Dr. Toon: The Animation Critic's Art - Society and it's Discontents Part II
5. SpongeBob advocates a global warming agenda based on unproven science Let us tally it up thus far: SB is now an advocate for a liberal global warming viewpoint, he is gay, a sexual exploiter of females, and a sugar/fat pusher as well. Global warming? Oh, naughty sponge! Fox News castigates thee! Does it matter that the Religious Right also tries to promote an "intelligent design" agenda based on "unproven science?" In case the Neocon talking heads at Fox have forgotten the contents of our founding documents, SB (or his spokespeople) have every possible right to express this point of view, whether it is correct or not.
This controversy surrounding SB is the least credible and easily the crassest one of all. The culture wars have never been uglier, and Fox is clearly scraping the bottom of the seemingly inexhaustible moral panic barrel by picking on a tiny yellow sponge instead of taking on established scientists. The problem with Fox is that they believe children are being indoctrinated. Sort of like kids being taught that the Earth is 10,000 years old.
6. SpongeBob cripples kid's attention spans Or so claims the American Association of Pediatrics after a study in which preschoolers were allegedly driven dizzy by the fast pace of SpongeBob cartoons. Why SB cartoons? Again, high visibility produces the synecdoche effect. I'm a psychologist by trade, for those of you who don't know it already. I do believe that fast-paced cartoons really could ramp kids up. For a few minutes. If there turns out to be any long-term cognitive or neurological damage resultant from preschoolers watching SB, I'd be (non-clinical term ahead) gobsmacked.
Should you believe everything the educational experts tell you? Several years ago, there was another study. It pretty much proved that the highly touted "Baby Einstein" videos that competitive parents were sucked into buying had no appreciable effect on accelerating the learning abilities of infants. The babes stared dumbly at the videos much like anything else thrown into the DVD player, mainly because their cognitive abilities were still a formative neurological stew. That didn't stop countless families, in the misconception that the videos were a jump-start for junior, from spending money on them.
Back in 1969, a program called Sesame Street presented learning with brief, fast-paced, animated lessons resembling TV commercials, and this was hailed as an educational breakthrough, not a wrecker of young attention spans. Sesame Street has outlasted countless cartoon programs and is still revered today.
Today I watch kids in mid-graders manipulate every iTool available, play with Photoshop, use phones that contain seventeen billion functions, have hundreds of friends on Facebook, and play video games that I would lose within thirty seconds of taking the controls. They are a wired, multitasking generation who seem to utilize multiple attention spans and have them easily at their command by the seventh grade.
Now, if a four-year old was watching Sesame Street or SBSP in 1999 (the first year of SBSP) that child would be 14 today and would likely have access to, or even own, some of the above. This is their world, and some studies appear to suggest they actually suffer withdrawal symptoms when not using some device for a prolonged period. Did fast-paced animation destroy their attention spans or did they prepare them for full participation in a society of complex technological communications?
I'll tell you what would be too much for today's kids neurological functioning: A dial telephone.
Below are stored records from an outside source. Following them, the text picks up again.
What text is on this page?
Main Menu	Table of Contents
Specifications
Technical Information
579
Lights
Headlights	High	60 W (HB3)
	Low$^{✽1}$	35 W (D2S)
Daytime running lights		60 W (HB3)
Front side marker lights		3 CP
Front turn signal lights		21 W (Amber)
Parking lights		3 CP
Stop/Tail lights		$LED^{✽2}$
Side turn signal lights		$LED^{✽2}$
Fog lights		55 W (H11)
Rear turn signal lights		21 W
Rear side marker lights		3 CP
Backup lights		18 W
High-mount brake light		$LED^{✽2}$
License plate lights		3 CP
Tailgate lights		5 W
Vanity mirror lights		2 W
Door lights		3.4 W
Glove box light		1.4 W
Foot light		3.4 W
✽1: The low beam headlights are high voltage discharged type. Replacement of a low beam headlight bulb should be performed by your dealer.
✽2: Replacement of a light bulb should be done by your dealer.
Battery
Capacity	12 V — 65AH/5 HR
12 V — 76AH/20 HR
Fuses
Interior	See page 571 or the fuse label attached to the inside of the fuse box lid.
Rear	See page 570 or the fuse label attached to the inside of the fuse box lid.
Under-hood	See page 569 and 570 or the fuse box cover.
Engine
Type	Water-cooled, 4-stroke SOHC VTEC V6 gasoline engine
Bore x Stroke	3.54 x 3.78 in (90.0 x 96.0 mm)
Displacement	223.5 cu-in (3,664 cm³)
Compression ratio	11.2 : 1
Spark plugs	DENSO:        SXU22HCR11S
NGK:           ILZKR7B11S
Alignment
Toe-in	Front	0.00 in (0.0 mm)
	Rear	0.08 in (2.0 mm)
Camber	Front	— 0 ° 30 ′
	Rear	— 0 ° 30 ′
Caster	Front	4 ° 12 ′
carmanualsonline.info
TV stations that went off the air at midnight (on all thirteen channels). An AM/FM radio and a vinyl record as sole sources of music. A camera that uses film. I am now fifty-five years old and grew up with all of the above, and I can tell you that I would never want to go back to that world. We all adapt. Kids adapt even faster, and we're fools to think they can't. So, how much damage does a SB cartoon really do?
Probably less than a Pop Tart would.
Therefore, in closing, have an opinion and don't be afraid to advance it if you truly want to be an animation critic. Call it as you see it, and controversy be damned. There will be those who agree with you and those who don't, but that should not be your prime consideration. SpongeBob does not need to be in the middle of controversies, but it is inevitable, for the reasons given above, that he always will be. So take a stand. If you're good and you're lucky, it's what you may be paid to do someday
Assignment: Give your own opinion of the six SpongeBob controversies. Clarify why you feel this way. How would you defend your viewpoints? Are they consistent with your observations? Write opposing viewpoints and examine how you feel about them, both emotionally and intellectually. Then go watch a few episodes of SpongeBob Square Pants. You've worked hard enough.
Martin "Dr. Toon" Goodman is a longtime student and fan of animation. He lives in Anderson, Indiana.